In Rails, you may also want to ensure you do not delete non-test data accidentally by adding the following to your test environment setup:

raise "Tests should be run in 'test' environment only" if Rails.env != 'test'
Dynamoid.configure do |config|
  config.namespace = "#{Rails.application.railtie_name}_#{Rails.env}"
end

Credits

Dynamoid borrows code, structure, and even its name very liberally from the truly amazing Mongoid. Without Mongoid to crib from none of this would have been possible, and I hope they don't mind me reusing their very awesome ideas to make DynamoDB just as accessible to the Ruby world as MongoDB.

Also, without contributors the project wouldn't be nearly as awesome. So many thanks to:

* Current Maintainers

Running the tests

Running the tests is fairly simple. You should have an instance of DynamoDB running locally. Follow this steps to be able to run the tests:

  • First download and unpack the latest version of DynamoDB.

    bin/setup
  • Start the local instance of DynamoDB to listen in 8000 port

    bin/start_dynamodblocal
  • and lastly, use rake to run the tests.

    rake
  • When you are done, remember to stop the local test instance of dynamodb

    bin/stop_dynamodblocal

If you want to run all the specs that travis runs, use bundle exec wwtd, but first you will need to setup all the rubies, for each of %w( 2.0.0-p648 2.1.10 2.2.6 2.3.3 2.4.1 jruby-9.1.8.0 ). WHen you run bundle exec wwtd it will take care of starting and stopping the local dynamodb instance.

rvm use 2.0.0-p648
gem install rubygems-update
gem install bundler
bundle install

Copyright

Copyright (c) 2012 Josh Symonds.

Permission is hereby granted, free of charge, to any person obtaining a copy of this software and associated documentation files (the "Software"), to deal in the Software without restriction, including without limitation the rights to use, copy, modify, merge, publish, distribute, sublicense, and/or sell copies of the Software, and to permit persons to whom the Software is furnished to do so, subject to the following conditions:

The above copyright notice and this permission notice shall be included in all copies or substantial portions of the Software.
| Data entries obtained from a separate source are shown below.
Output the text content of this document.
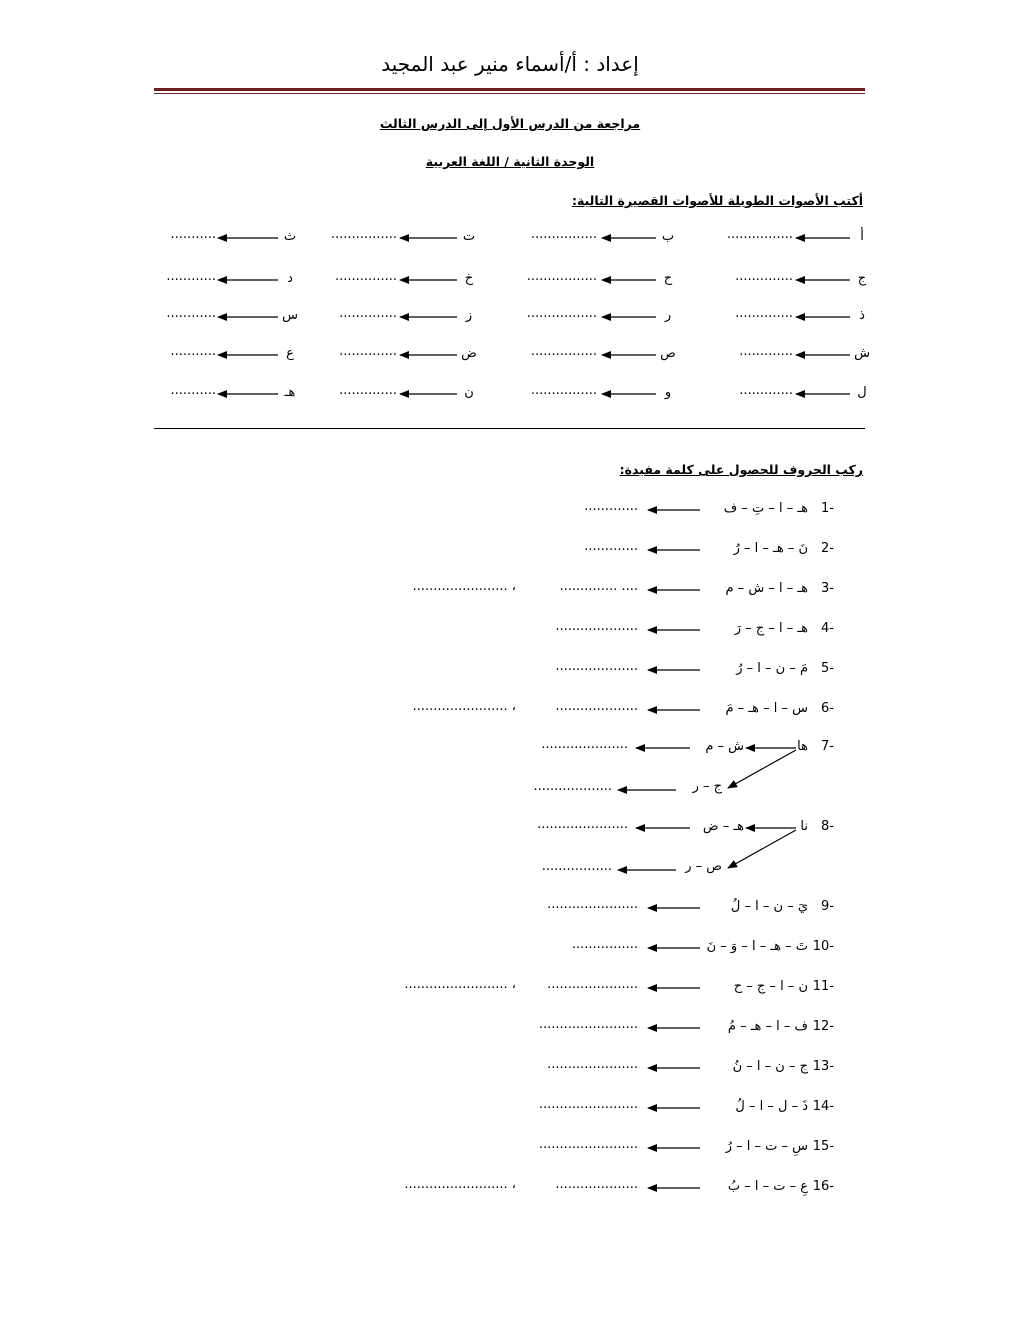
إعداد : أ/أسماء منير عبد المجيد
مراجعة من الدرس الأول إلى الدرس الثالث
الوحدة الثانية / اللغة العربية
أكتب الأصوات الطويلة للأصوات القصيرة التالية:
أ
................
ب
................
ت
................
ث
...........
ج
..............
ح
.................
خ
...............
د
............
ذ
..............
ر
.................
ز
..............
س
............
ش
.............
ص
................
ض
..............
ع
...........
ل
.............
و
................
ن
..............
هـ
...........
ركب الحروف للحصول على كلمة مفيدة:
1-
هـ – ا – تِ – ف
.............
2-
نَ – هـ – ا – رُ
.............
3-
هـ – ا – ش – م
.............. ....
....................... ،
4-
هـ – ا – ج – رَ
....................
5-
مَ – ن – ا – رُ
....................
6-
س – ا – هـ – مَ
....................
....................... ،
7-
ها
ش – م
ج – ر
.....................
...................
8-
نا
هـ – ض
ص – ر
......................
.................
9-
يَ – ن – ا – لُ
......................
10-
تَ – هـ – ا – وَ – نَ
................
11-
ن – ا – ج – ح
......................
......................... ،
12-
ف – ا – هـ – مُ
........................
13-
ج – ن – ا – نُ
......................
14-
ذَ – ل – ا – لُ
........................
15-
سِ – ت – ا – رُ
........................
16-
عِ – ت – ا – بُ
....................
......................... ،
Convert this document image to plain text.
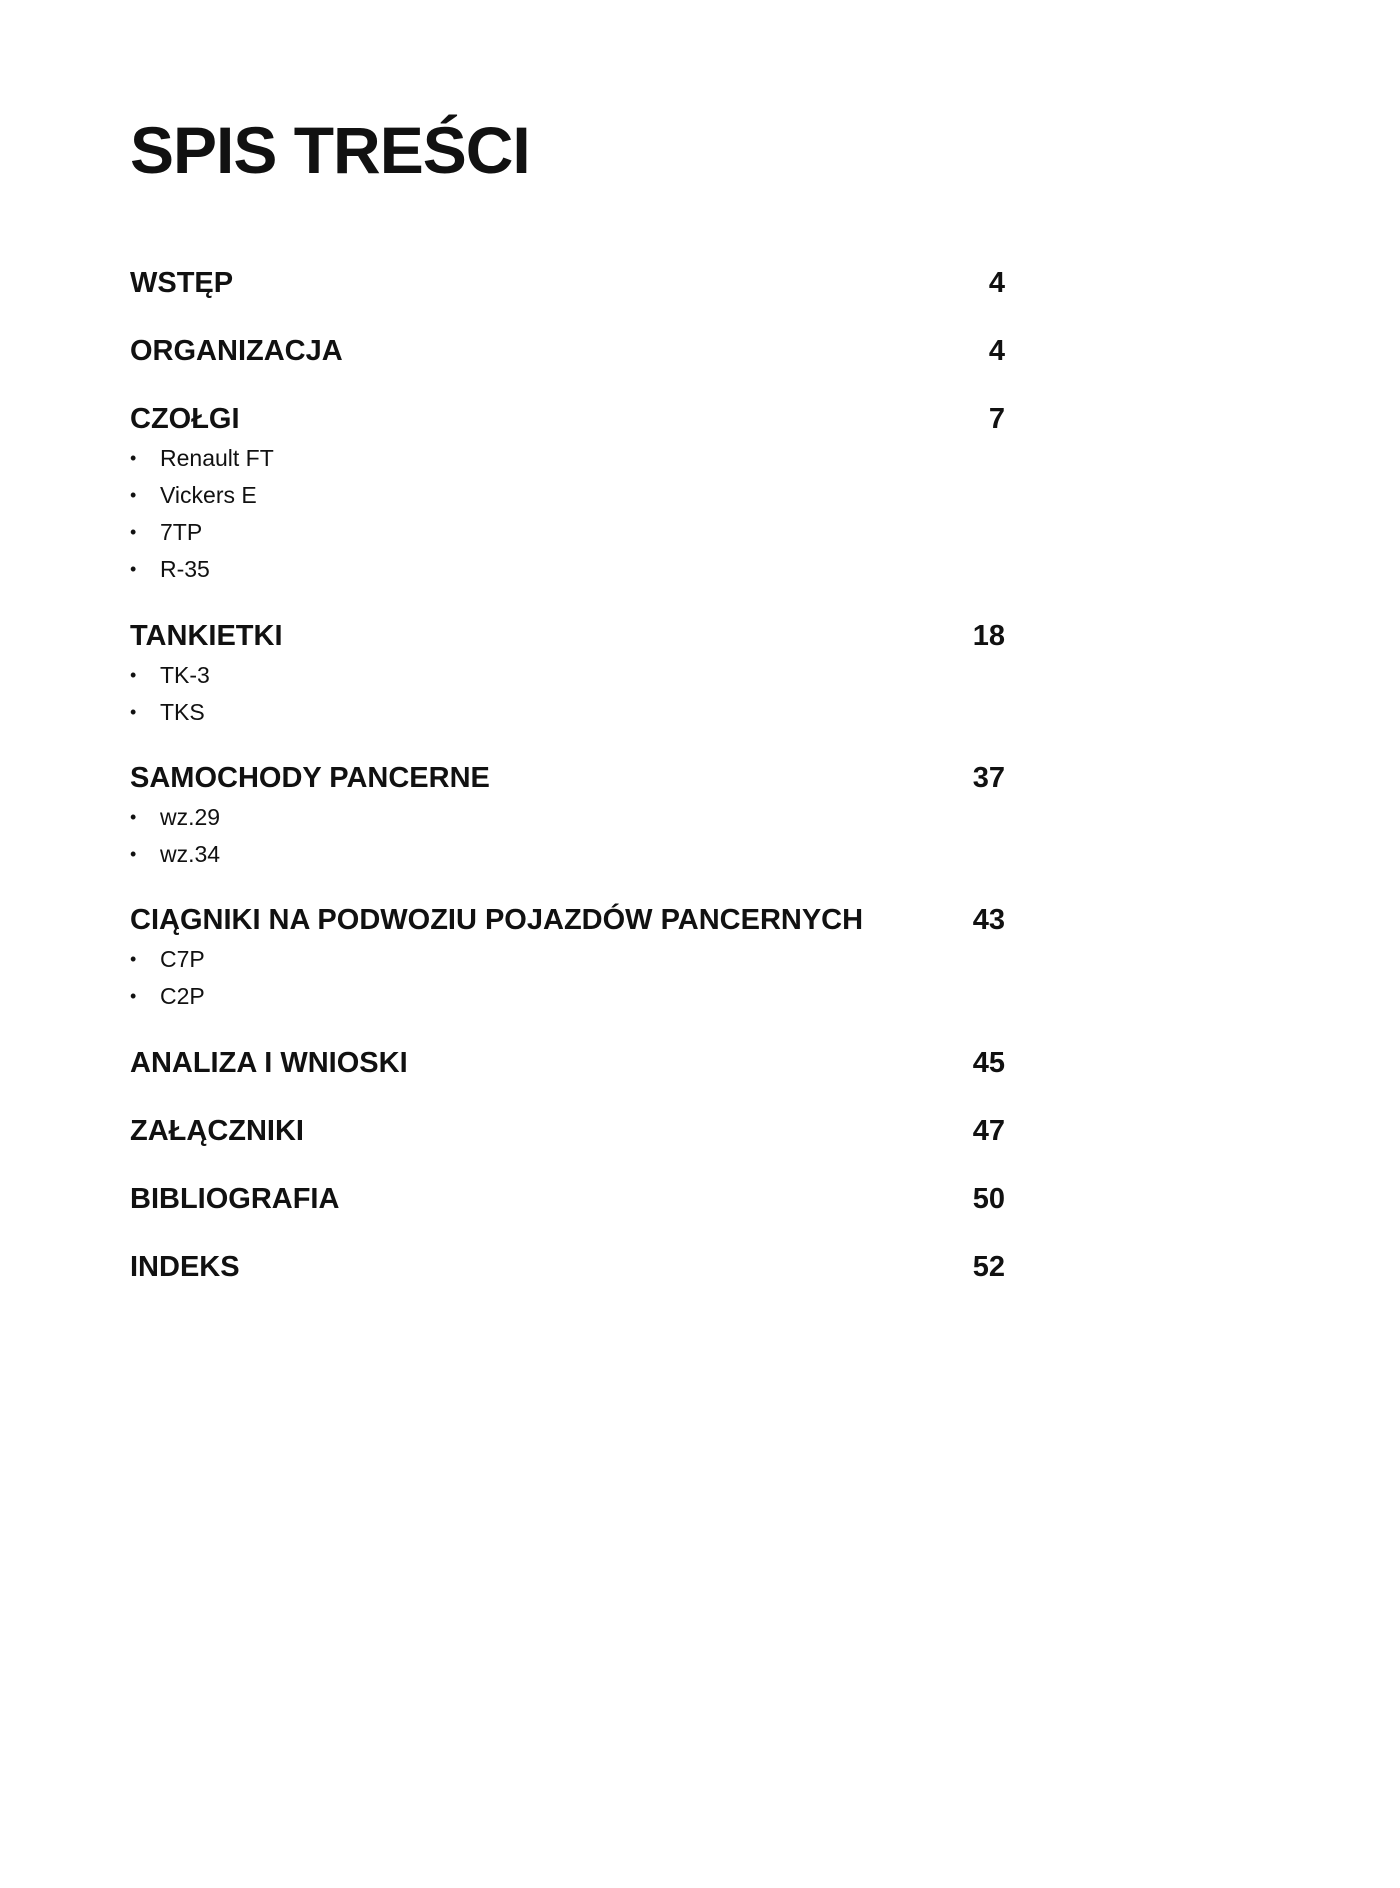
SPIS TREŚCI
WSTĘP	4
ORGANIZACJA	4
CZOŁGI	7
• Renault FT
• Vickers E
• 7TP
• R-35
TANKIETKI	18
• TK-3
• TKS
SAMOCHODY PANCERNE	37
• wz.29
• wz.34
CIĄGNIKI NA PODWOZIU POJAZDÓW PANCERNYCH	43
• C7P
• C2P
ANALIZA I WNIOSKI	45
ZAŁĄCZNIKI	47
BIBLIOGRAFIA	50
INDEKS	52
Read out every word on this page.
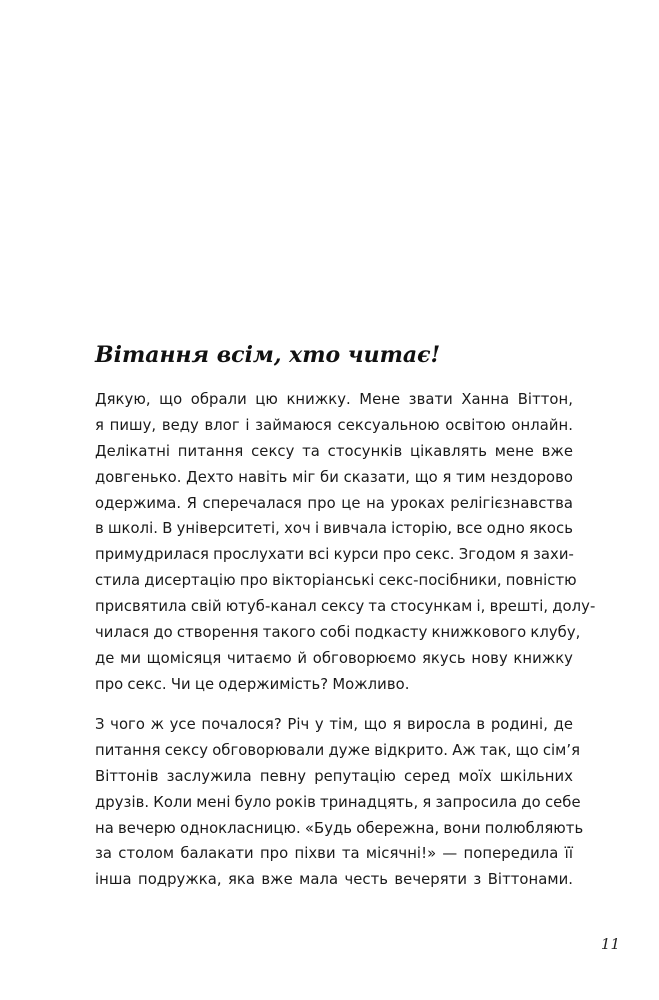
Вітання всім, хто читає!

Дякую, що обрали цю книжку. Мене звати Ханна Віттон,
я пишу, веду влог і займаюся сексуальною освітою онлайн.
Делікатні питання сексу та стосунків цікавлять мене вже
довгенько. Дехто навіть міг би сказати, що я тим нездорово
одержима. Я сперечалася про це на уроках релігієзнавства
в школі. В університеті, хоч і вивчала історію, все одно якось
примудрилася прослухати всі курси про секс. Згодом я захи-
стила дисертацію про вікторіанські секс-посібники, повністю
присвятила свій ютуб-канал сексу та стосункам і, врешті, долу-
чилася до створення такого собі подкасту книжкового клубу,
де ми щомісяця читаємо й обговорюємо якусь нову книжку
про секс. Чи це одержимість? Можливо.

З чого ж усе почалося? Річ у тім, що я виросла в родині, де
питання сексу обговорювали дуже відкрито. Аж так, що сім’я
Віттонів заслужила певну репутацію серед моїх шкільних
друзів. Коли мені було років тринадцять, я запросила до себе
на вечерю однокласницю. «Будь обережна, вони полюбляють
за столом балакати про піхви та місячні!» — попередила її
інша подружка, яка вже мала честь вечеряти з Віттонами.

11
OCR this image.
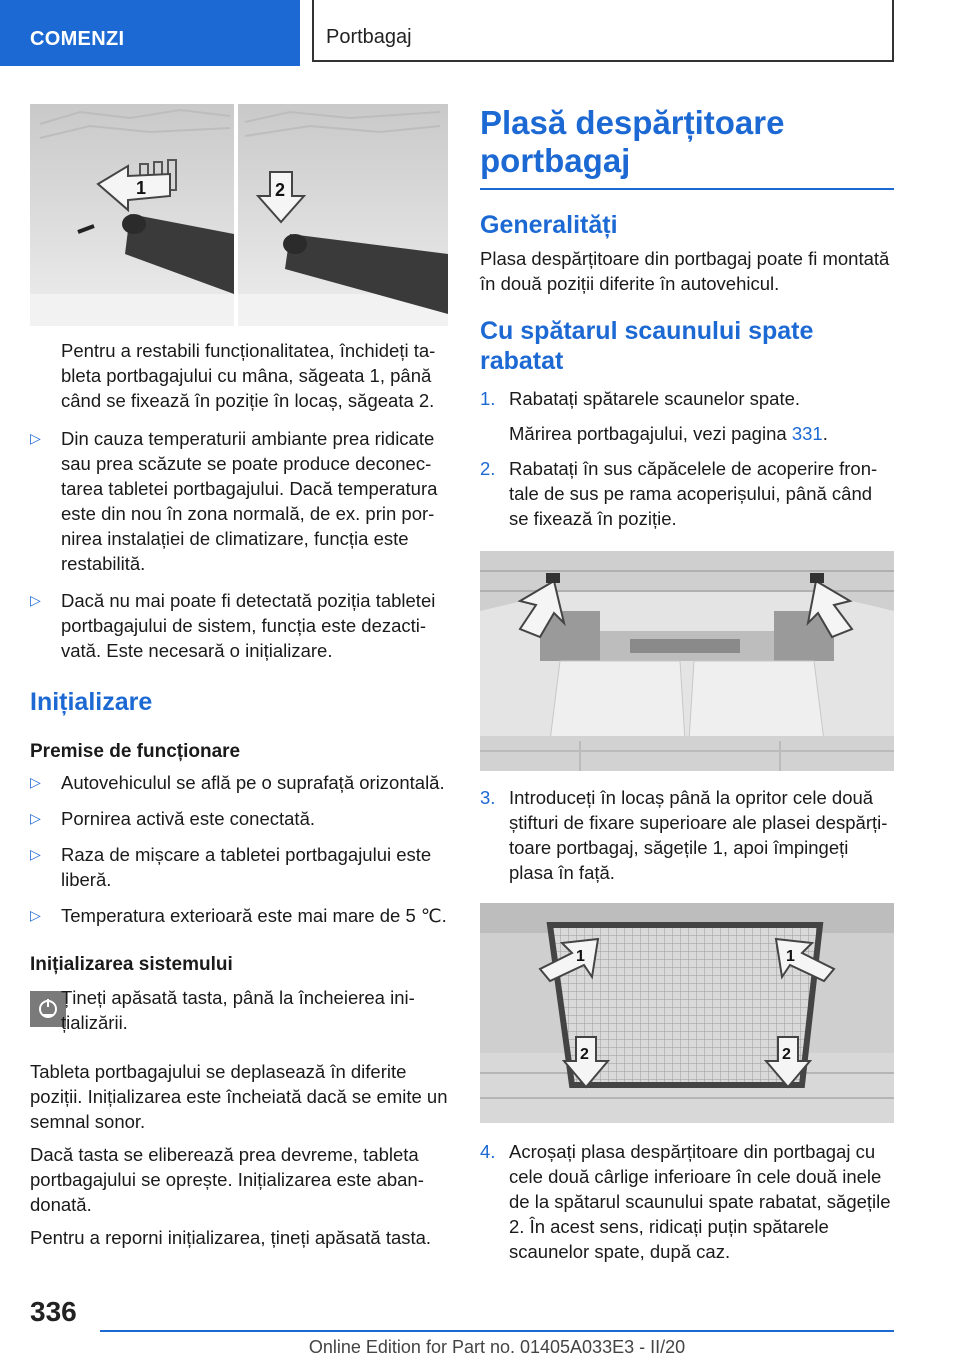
COMENZI	Portbagaj
1	2

Pentru a restabili funcționalitatea, închideți tableta portbagajului cu mâna, săgeata 1, până când se fixează în poziție în locaș, săgeata 2.

▷ Din cauza temperaturii ambiante prea ridicate sau prea scăzute se poate produce deconectarea tabletei portbagajului. Dacă temperatura este din nou în zona normală, de ex. prin pornirea instalației de climatizare, funcția este restabilită.
▷ Dacă nu mai poate fi detectată poziția tabletei portbagajului de sistem, funcția este dezactivată. Este necesară o inițializare.
Inițializare
Premise de funcționare
▷ Autovehiculul se află pe o suprafață orizontală.
▷ Pornirea activă este conectată.
▷ Raza de mișcare a tabletei portbagajului este liberă.
▷ Temperatura exterioară este mai mare de 5 ℃.
Inițializarea sistemului

Țineți apăsată tasta, până la încheierea inițializării.

Tableta portbagajului se deplasează în diferite poziții. Inițializarea este încheiată dacă se emite un semnal sonor.

Dacă tasta se eliberează prea devreme, tableta portbagajului se oprește. Inițializarea este abandonată.

Pentru a reporni inițializarea, țineți apăsată tasta.

Plasă despărțitoare portbagaj
Generalități

Plasa despărțitoare din portbagaj poate fi montată în două poziții diferite în autovehicul.

Cu spătarul scaunului spate rabatat
1. Rabatați spătarele scaunelor spate.

Mărirea portbagajului, vezi pagina 331.

2. Rabatați în sus căpăcelele de acoperire frontale de sus pe rama acoperișului, până când se fixează în poziție.
3. Introduceți în locaș până la opritor cele două știfturi de fixare superioare ale plasei despărțitoare portbagaj, săgețile 1, apoi împingeți plasa în față.
1	1
2	2
4. Acroșați plasa despărțitoare din portbagaj cu cele două cârlige inferioare în cele două inele de la spătarul scaunului spate rabatat, săgețile 2. În acest sens, ridicați puțin spătarele scaunelor spate, după caz.
336
Online Edition for Part no. 01405A033E3 - II/20
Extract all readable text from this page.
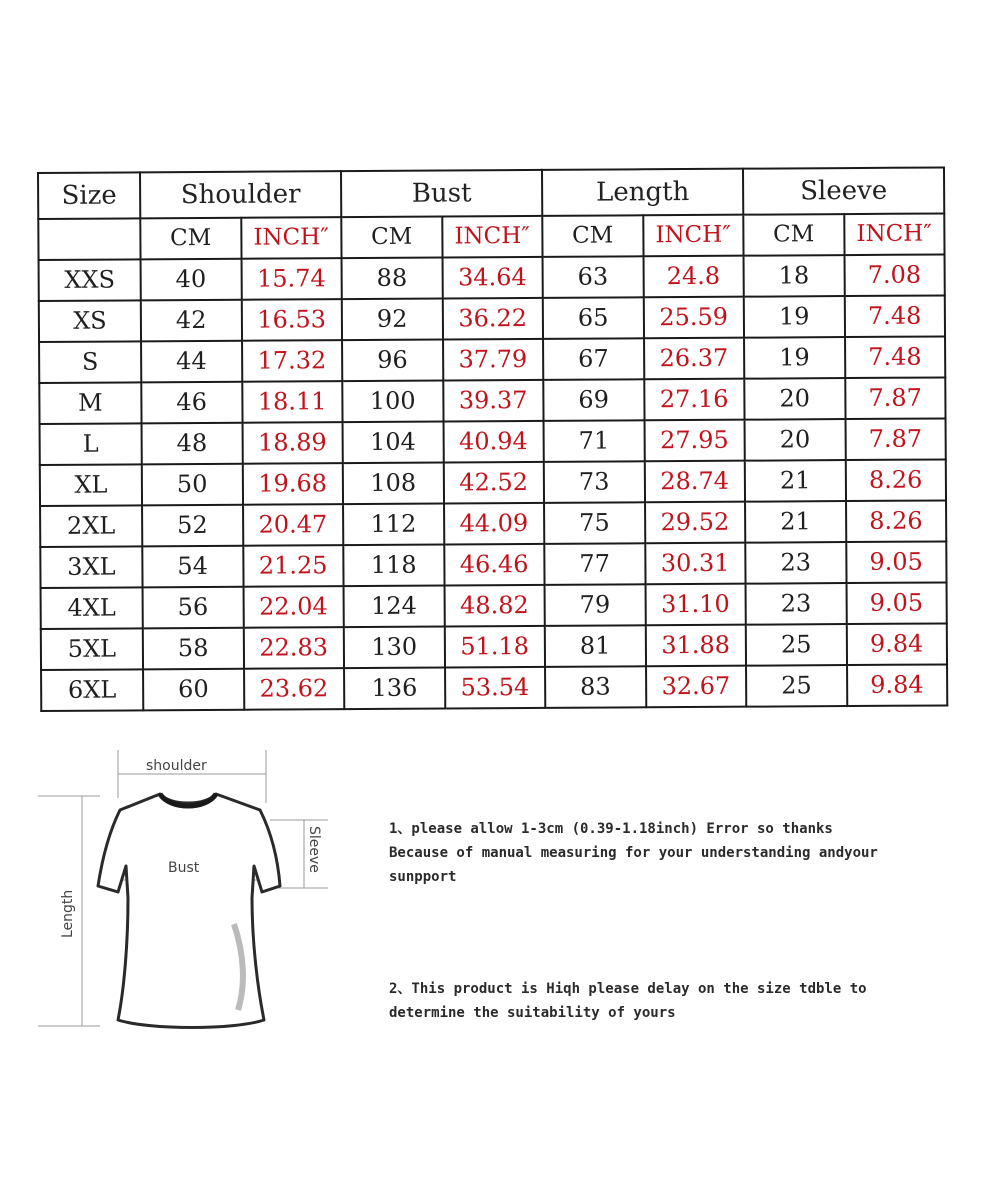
Size	Shoulder		Bust		Length		Sleeve	
	CM	INCH″	CM	INCH″	CM	INCH″	CM	INCH″
XXS	40	15.74	88	34.64	63	24.8	18	7.08
XS	42	16.53	92	36.22	65	25.59	19	7.48
S	44	17.32	96	37.79	67	26.37	19	7.48
M	46	18.11	100	39.37	69	27.16	20	7.87
L	48	18.89	104	40.94	71	27.95	20	7.87
XL	50	19.68	108	42.52	73	28.74	21	8.26
2XL	52	20.47	112	44.09	75	29.52	21	8.26
3XL	54	21.25	118	46.46	77	30.31	23	9.05
4XL	56	22.04	124	48.82	79	31.10	23	9.05
5XL	58	22.83	130	51.18	81	31.88	25	9.84
6XL	60	23.62	136	53.54	83	32.67	25	9.84
shoulder
Bust	Sleeve
Length
1、please allow 1-3cm (0.39-1.18inch) Error so thanks
Because of manual measuring for your understanding andyour
sunpport
2、This product is Hiqh please delay on the size tdble to
determine the suitability of yours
THE SOFTWARE IS PROVIDED "AS IS", WITHOUT WARRANTY OF ANY KIND, EXPRESS OR IMPLIED, INCLUDING BUT NOT LIMITED TO THE WARRANTIES OF MERCHANTABILITY, FITNESS FOR A PARTICULAR PURPOSE AND NONINFRINGEMENT. IN NO EVENT SHALL THE AUTHORS OR COPYRIGHT HOLDERS BE LIABLE FOR ANY CLAIM, DAMAGES OR OTHER LIABILITY, WHETHER IN AN ACTION OF CONTRACT, TORT OR OTHERWISE, ARISING FROM, OUT OF OR IN CONNECTION WITH THE SOFTWARE OR THE USE OR OTHER DEALINGS IN THE SOFTWARE.